My father's family name being Pirrip, and my christian name Philip, my infant tongue could make of both names nothing longer or more explicit than Pip. So, I called myself Pip, and came to be called Pip.

— Fitst line

"You bring me, to-morrow morning early, that file and them wittles. You bring the lot to me, at that old Battery over yonder. You do it, and you never dare to say a word or dare to make a sign concerning your having seen such a person as me, or any person sumever, and you shall be let to live.
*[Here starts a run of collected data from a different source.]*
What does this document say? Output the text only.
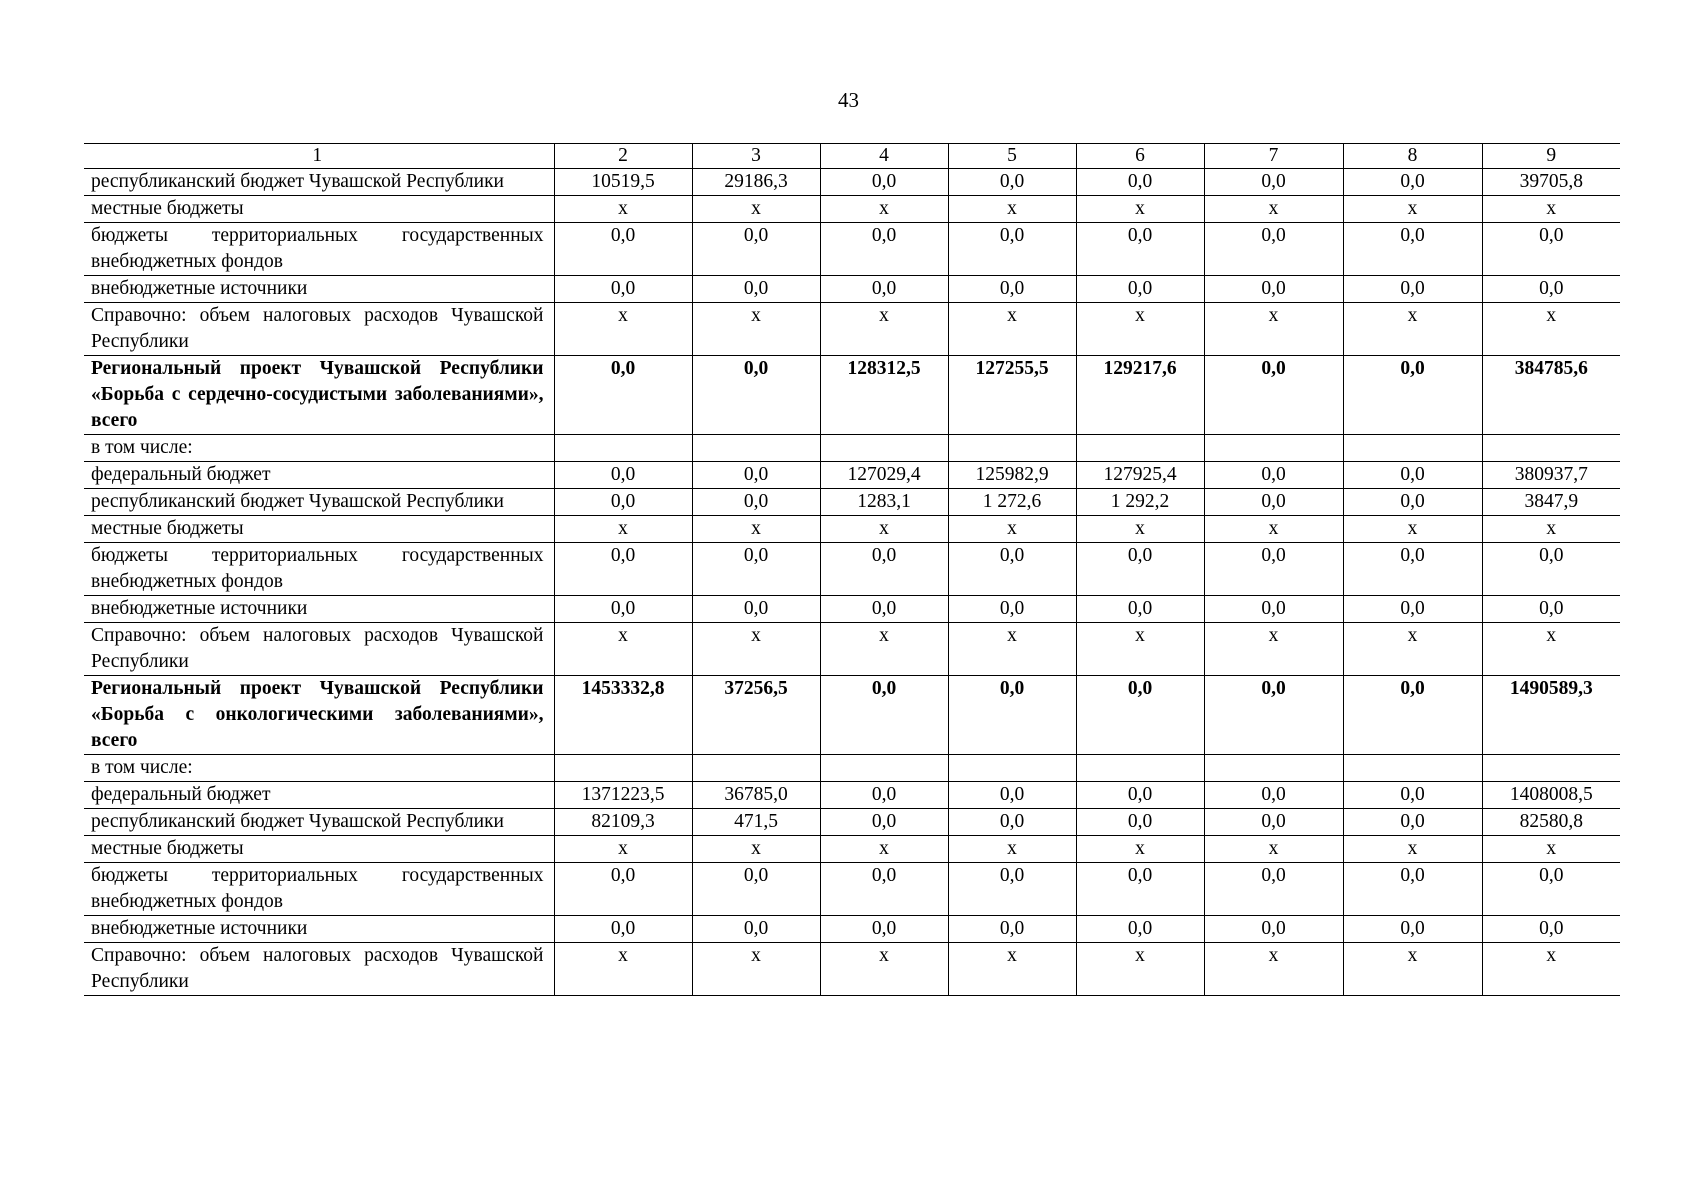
43
1	2	3	4	5	6	7	8	9
республиканский бюджет Чувашской Республики	10519,5	29186,3	0,0	0,0	0,0	0,0	0,0	39705,8
местные бюджеты	x	x	x	x	x	x	x	x
бюджеты территориальных государственных внебюджетных фондов	0,0	0,0	0,0	0,0	0,0	0,0	0,0	0,0
внебюджетные источники	0,0	0,0	0,0	0,0	0,0	0,0	0,0	0,0
Справочно: объем налоговых расходов Чувашской Республики	x	x	x	x	x	x	x	x
Региональный проект Чувашской Республики «Борьба с сердечно-сосудистыми заболеваниями», всего	0,0	0,0	128312,5	127255,5	129217,6	0,0	0,0	384785,6
в том числе:								
федеральный бюджет	0,0	0,0	127029,4	125982,9	127925,4	0,0	0,0	380937,7
республиканский бюджет Чувашской Республики	0,0	0,0	1283,1	1 272,6	1 292,2	0,0	0,0	3847,9
местные бюджеты	x	x	x	x	x	x	x	x
бюджеты территориальных государственных внебюджетных фондов	0,0	0,0	0,0	0,0	0,0	0,0	0,0	0,0
внебюджетные источники	0,0	0,0	0,0	0,0	0,0	0,0	0,0	0,0
Справочно: объем налоговых расходов Чувашской Республики	x	x	x	x	x	x	x	x
Региональный проект Чувашской Республики «Борьба с онкологическими заболеваниями», всего	1453332,8	37256,5	0,0	0,0	0,0	0,0	0,0	1490589,3
в том числе:								
федеральный бюджет	1371223,5	36785,0	0,0	0,0	0,0	0,0	0,0	1408008,5
республиканский бюджет Чувашской Республики	82109,3	471,5	0,0	0,0	0,0	0,0	0,0	82580,8
местные бюджеты	x	x	x	x	x	x	x	x
бюджеты территориальных государственных внебюджетных фондов	0,0	0,0	0,0	0,0	0,0	0,0	0,0	0,0
внебюджетные источники	0,0	0,0	0,0	0,0	0,0	0,0	0,0	0,0
Справочно: объем налоговых расходов Чувашской Республики	x	x	x	x	x	x	x	x
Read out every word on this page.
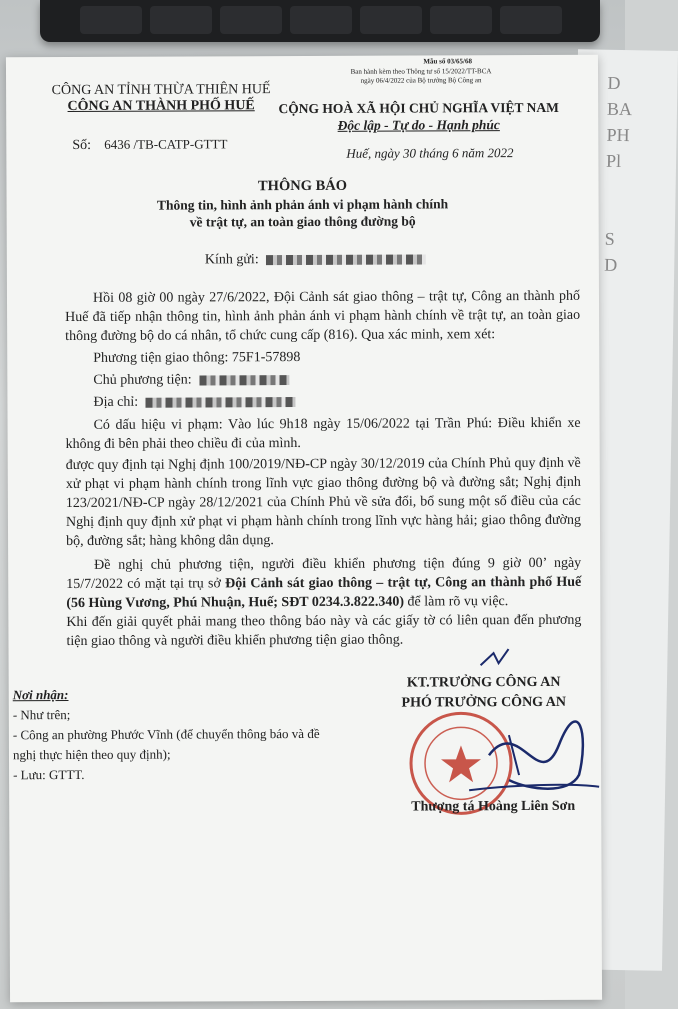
D
BA
PH
Pl

S
D
Mẫu số 03/65/68
Ban hành kèm theo Thông tư số 15/2022/TT-BCA
ngày 06/4/2022 của Bộ trưởng Bộ Công an
CÔNG AN TỈNH THỪA THIÊN HUẾ
CÔNG AN THÀNH PHỐ HUẾ	CỘNG HOÀ XÃ HỘI CHỦ NGHĨA VIỆT NAM
Độc lập - Tự do - Hạnh phúc
Số: 6436 /TB-CATP-GTTT
Huế, ngày 30 tháng 6 năm 2022
THÔNG BÁO
Thông tin, hình ảnh phản ánh vi phạm hành chính
về trật tự, an toàn giao thông đường bộ
Kính gửi:

Hồi 08 giờ 00 ngày 27/6/2022, Đội Cảnh sát giao thông – trật tự, Công an thành phố Huế đã tiếp nhận thông tin, hình ảnh phản ánh vi phạm hành chính về trật tự, an toàn giao thông đường bộ do cá nhân, tổ chức cung cấp (816). Qua xác minh, xem xét:

Phương tiện giao thông: 75F1-57898

Chủ phương tiện:

Địa chỉ:

Có dấu hiệu vi phạm: Vào lúc 9h18 ngày 15/06/2022 tại Trần Phú: Điều khiển xe không đi bên phải theo chiều đi của mình.

được quy định tại Nghị định 100/2019/NĐ-CP ngày 30/12/2019 của Chính Phủ quy định về xử phạt vi phạm hành chính trong lĩnh vực giao thông đường bộ và đường sắt; Nghị định 123/2021/NĐ-CP ngày 28/12/2021 của Chính Phủ về sửa đổi, bổ sung một số điều của các Nghị định quy định xử phạt vi phạm hành chính trong lĩnh vực hàng hải; giao thông đường bộ, đường sắt; hàng không dân dụng.

Đề nghị chủ phương tiện, người điều khiển phương tiện đúng 9 giờ 00’ ngày 15/7/2022 có mặt tại trụ sở Đội Cảnh sát giao thông – trật tự, Công an thành phố Huế (56 Hùng Vương, Phú Nhuận, Huế; SĐT 0234.3.822.340) để làm rõ vụ việc.

Khi đến giải quyết phải mang theo thông báo này và các giấy tờ có liên quan đến phương tiện giao thông và người điều khiển phương tiện giao thông.

Nơi nhận:
- Như trên;
- Công an phường Phước Vĩnh (để chuyển thông báo và đề nghị thực hiện theo quy định);
- Lưu: GTTT.
KT.TRƯỞNG CÔNG AN
PHÓ TRƯỞNG CÔNG AN
Thượng tá Hoàng Liên Sơn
You fail, or you go from my words in any partickler, no matter how small it is, and your heart and your liver shall be tore out, roasted, and ate."

 

"Ask no questions, and you'll be told no lies."

 

"You must know," said Estella, condescending to me as a brilliant and beautiful woman might, "that I have no heart—if that has anything to do with my memory."

 

"I never had one hour's happiness in her society, and yet my mind all round the four-and-twenty hours was harping on the happiness of having her with me unto death."

 

"Take nothing on its looks; take everything on evidence. There's no better rule."

 

All other swindlers upon earth are nothing to the self-swindlers, and with such pretenses did I cheat myself.

 

So, throughout life, our worst weaknesses and meannesses are usually committed for the sake of the people whom we most despise.

 

"Out of my thoughts! You are part of my existence, part of myself. You have been in every line I have ever read since I first came here, the rough common boy whose poor heart you wounded even then. You have been in every prospect I have ever seen since,—on the river, on the sails of the ships, on the marshes, in the clouds, in the light, in the darkness, in the wind, in the woods, in the sea, in the streets. You have been the embodiment of every graceful fancy that my mind has ever become acquainted with. The stones of which the strongest London buildings are made are not more real, or more impossible to be displaced by your hands, than your presence and influence have been to me, there and everywhere, and will be. Estella, to the last hour of my life, you cannot choose but remain part of my character, part of the little good in me, part of the evil. But, in this separation, I associate you only with the good; and I will faithfully hold you to that always, for you must have done me far more good than harm, let me feel now what sharp distress I may. O God bless you, God forgive you!"

 

I took her hand in mine, and we went out of the ruined place; and, as the morning mists had risen long ago when I first left the forge, so, the evening mists were rising now, and in all the broad expanse of tranquil light they showed to me, I saw no shadow of another parting from her.